None of that seemed to matter at the moment. Apparently Darcie Ingram had the power to rocket him straight back to the days when he’d been a pathetic loser who’d lusted after the coolest girl in school. Painful memories surfaced, times when he’d made visual contact and she’d
rolled her eyes
before turning away. She’d left his psychic blood on the floor of the cafeteria more times than he could count.

Yet here she was, attending his presentation. He couldn’t imagine why. Surely she wouldn’t have paid the hefty conference fee in order to mock his ass, especially after fourteen years. But even though he told himself that, his insides quivered in a sickeningly familiar way. Just by being here, she’d thrown him off his game.

“Dr. Bradbury?”

He glanced to his right and discovered his young moderator standing next to him. “Yes?”

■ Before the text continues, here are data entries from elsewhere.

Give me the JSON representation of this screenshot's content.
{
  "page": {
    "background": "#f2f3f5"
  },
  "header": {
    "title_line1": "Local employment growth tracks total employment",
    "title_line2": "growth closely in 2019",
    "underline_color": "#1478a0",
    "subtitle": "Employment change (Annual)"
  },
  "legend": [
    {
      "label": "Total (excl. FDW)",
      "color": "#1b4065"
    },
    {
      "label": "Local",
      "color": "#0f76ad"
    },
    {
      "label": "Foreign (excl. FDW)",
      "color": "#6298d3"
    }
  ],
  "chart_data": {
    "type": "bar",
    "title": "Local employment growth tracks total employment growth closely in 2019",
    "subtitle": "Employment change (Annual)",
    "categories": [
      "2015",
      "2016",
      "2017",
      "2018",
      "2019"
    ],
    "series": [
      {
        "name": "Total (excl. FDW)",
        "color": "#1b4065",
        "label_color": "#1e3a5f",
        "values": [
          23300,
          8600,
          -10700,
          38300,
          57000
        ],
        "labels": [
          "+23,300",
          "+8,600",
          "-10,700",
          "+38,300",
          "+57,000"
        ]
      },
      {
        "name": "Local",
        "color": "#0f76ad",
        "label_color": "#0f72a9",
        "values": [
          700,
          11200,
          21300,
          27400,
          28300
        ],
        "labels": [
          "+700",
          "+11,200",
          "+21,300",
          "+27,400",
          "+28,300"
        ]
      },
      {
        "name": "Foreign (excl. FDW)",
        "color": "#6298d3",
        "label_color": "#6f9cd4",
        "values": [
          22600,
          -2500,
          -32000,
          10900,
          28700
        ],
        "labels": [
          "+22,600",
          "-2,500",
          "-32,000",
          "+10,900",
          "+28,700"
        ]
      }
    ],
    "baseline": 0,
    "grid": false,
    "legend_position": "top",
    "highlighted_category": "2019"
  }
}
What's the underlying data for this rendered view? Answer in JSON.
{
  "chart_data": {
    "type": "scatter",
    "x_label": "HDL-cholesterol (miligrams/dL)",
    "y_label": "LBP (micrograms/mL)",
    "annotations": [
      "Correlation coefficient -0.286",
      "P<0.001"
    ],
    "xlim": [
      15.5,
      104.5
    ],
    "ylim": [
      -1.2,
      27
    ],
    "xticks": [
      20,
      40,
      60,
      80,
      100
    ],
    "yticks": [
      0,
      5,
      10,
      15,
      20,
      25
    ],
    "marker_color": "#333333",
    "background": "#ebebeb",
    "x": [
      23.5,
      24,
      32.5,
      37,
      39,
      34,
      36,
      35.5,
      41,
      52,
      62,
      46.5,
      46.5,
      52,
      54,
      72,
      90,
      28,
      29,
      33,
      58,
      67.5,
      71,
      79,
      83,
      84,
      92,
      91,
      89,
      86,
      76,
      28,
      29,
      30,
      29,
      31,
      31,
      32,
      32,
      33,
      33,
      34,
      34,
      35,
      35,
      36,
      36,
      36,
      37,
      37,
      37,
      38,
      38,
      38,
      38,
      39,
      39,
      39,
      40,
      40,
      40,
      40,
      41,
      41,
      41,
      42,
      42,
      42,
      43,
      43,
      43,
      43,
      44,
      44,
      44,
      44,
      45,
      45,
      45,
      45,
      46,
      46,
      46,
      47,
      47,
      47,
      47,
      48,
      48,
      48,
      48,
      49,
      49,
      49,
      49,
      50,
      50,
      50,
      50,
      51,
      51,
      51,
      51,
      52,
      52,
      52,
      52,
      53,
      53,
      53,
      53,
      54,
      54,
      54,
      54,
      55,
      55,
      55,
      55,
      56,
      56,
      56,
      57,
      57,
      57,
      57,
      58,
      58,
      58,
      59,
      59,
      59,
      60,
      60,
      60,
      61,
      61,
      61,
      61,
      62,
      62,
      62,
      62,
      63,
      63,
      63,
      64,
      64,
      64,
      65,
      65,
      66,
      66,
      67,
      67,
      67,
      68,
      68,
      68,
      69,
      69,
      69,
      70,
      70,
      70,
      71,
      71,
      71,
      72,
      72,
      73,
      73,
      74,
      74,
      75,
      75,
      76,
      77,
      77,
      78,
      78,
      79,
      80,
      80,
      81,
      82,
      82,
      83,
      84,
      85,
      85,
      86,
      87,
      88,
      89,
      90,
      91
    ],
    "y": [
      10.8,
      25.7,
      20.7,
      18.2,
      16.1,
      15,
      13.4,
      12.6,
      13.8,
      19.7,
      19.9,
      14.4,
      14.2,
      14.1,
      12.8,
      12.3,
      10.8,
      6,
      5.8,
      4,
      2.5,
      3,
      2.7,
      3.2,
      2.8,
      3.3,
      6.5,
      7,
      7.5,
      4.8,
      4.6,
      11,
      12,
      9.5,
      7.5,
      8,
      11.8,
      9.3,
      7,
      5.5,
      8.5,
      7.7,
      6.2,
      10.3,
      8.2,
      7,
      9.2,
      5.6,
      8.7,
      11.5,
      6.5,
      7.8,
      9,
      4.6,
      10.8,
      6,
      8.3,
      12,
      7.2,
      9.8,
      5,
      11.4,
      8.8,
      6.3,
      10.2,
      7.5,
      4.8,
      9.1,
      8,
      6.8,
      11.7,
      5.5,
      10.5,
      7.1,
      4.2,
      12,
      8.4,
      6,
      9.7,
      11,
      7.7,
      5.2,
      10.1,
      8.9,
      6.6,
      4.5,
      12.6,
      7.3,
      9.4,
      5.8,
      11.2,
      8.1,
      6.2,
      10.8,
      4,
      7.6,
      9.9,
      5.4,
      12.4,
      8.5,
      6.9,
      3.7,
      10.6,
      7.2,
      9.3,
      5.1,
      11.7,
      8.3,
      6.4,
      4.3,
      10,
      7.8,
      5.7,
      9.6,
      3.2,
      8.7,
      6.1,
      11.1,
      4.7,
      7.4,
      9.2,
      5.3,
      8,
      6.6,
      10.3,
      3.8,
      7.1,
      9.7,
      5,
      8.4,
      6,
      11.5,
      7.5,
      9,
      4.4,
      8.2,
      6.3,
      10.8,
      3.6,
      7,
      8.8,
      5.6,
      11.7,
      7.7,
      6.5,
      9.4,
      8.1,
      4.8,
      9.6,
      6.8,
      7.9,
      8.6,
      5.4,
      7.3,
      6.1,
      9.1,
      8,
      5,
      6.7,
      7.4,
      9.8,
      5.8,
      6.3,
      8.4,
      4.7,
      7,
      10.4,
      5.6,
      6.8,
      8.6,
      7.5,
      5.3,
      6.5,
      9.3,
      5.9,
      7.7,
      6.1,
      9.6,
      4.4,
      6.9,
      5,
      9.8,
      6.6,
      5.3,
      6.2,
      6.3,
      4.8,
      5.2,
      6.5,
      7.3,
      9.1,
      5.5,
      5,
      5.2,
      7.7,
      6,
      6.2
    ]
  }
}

“It’s three minutes past nine. Shall we get started?”

“Of course.”
Late
. Maybe it was only three minutes, but he prided himself on his timing. He snatched the lapel mike from the lectern and stepped away to allow the moderator to introduce him. He fumbled the job of securing the mike, and because it was on, the noise of his fumbling interfered with the introduction.
Shit
. He’d given dozens of lectures without freaking out. Darcie Ingram shouldn’t affect him this way.

She did, though. Fortunately applause drowned out his tortured breathing as he stepped up to the lectern. As a kid he’d practiced a kind of Ninja breath control, and he used it now out of desperation. He hadn’t needed to rely on that trick since . . . twelfth grade.

Standing in front of the room full of expectant conference goers, a room which happened to include
Darcie Ingram
, he struggled to remember the joke he’d planned to tell, the joke he hadn’t written into his notes because he hadn’t thought it necessary. His brain went on autopilot. “Black holes,” he said. “Can’t live with ‘em, can’t enjoy a good supernova without ‘em.”

It wasn’t a great line, but the audience tittered. He refused to look at Darcie. He had another joke that started out with
Three Martians walk into a bar
, but he didn’t have the nerve to use it and risk blowing the punch line. He’d be better off getting on with his presentation for which he had copious notes.

“If men are from Mars,” he said, “and women are from Venus, then the guys got the better end of the deal, because men . . . and women . . . have a really good shot at inhabiting Mars, whereas nobody’s gonna live happily ever after on Venus. Let me explain why.”

He felt the attendees settle in, ready to be educated and entertained. Okay. He could do this, even with Darcie Ingram sitting in the third row, fifth seat from the center aisle. Using his PowerPoint slides, he illustrated Fagan Harcourt’s dream through artistic renderings and some plausible science.